Quando Ryan Murphy propõe que a série vai reescrever a história de Hollywood, ele esquece de pedir que você considere uma realidade ousada e utópica, toda a situação de distribuição, espalhar o filme com preços mais baratos foi algo muito inteligente, algo que realmente teria feito a diferença, o último episódio é puro deleite, as vitórias do Oscar, o impacto que “Meg” teve, a aclamação e os posicionamentos dos personagens. O mais ousado de todos foi Archie com Rock, é claro que se aquilo tivesse acontecido de verdade numa época cheia de preconceitos, a resposta a assumir o relacionamento teria sido bem diferente, mas foi bom assistir a esta outra realidade em que este ato, que não ocorre com tanta frequência ainda nos dias de hoje, teria impulsionado mudanças como visto no final da série.
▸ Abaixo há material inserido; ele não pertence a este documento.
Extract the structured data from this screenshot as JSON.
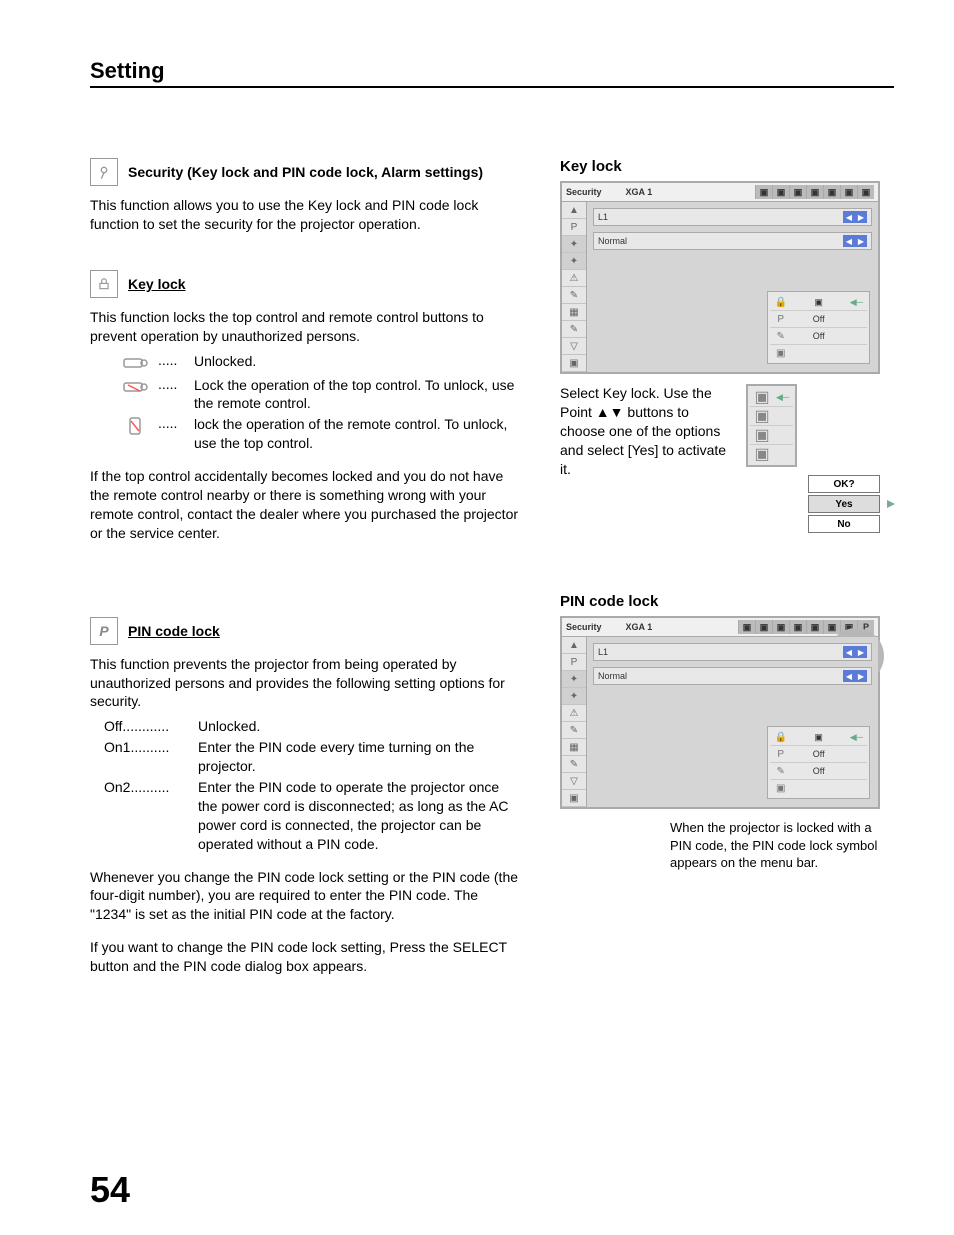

O grande trunfo do último episódio, que me fez esquecer de qualquer defeito  da produção foram as cenas de vitórias do Oscar, as pessoas escutando a vitória daqueles que eram semelhantes a eles, com quem se identificavam, fez com que tudo fizesse sentido, foi emocionante e bem feito. Se hoje em dia nos emocionamos com minorias conquistando espaços, imagine numa época mais repressora da atual. Foi um final com jeitinho de novela brasileira, todos felizes e até redenção de vilões como o Henry.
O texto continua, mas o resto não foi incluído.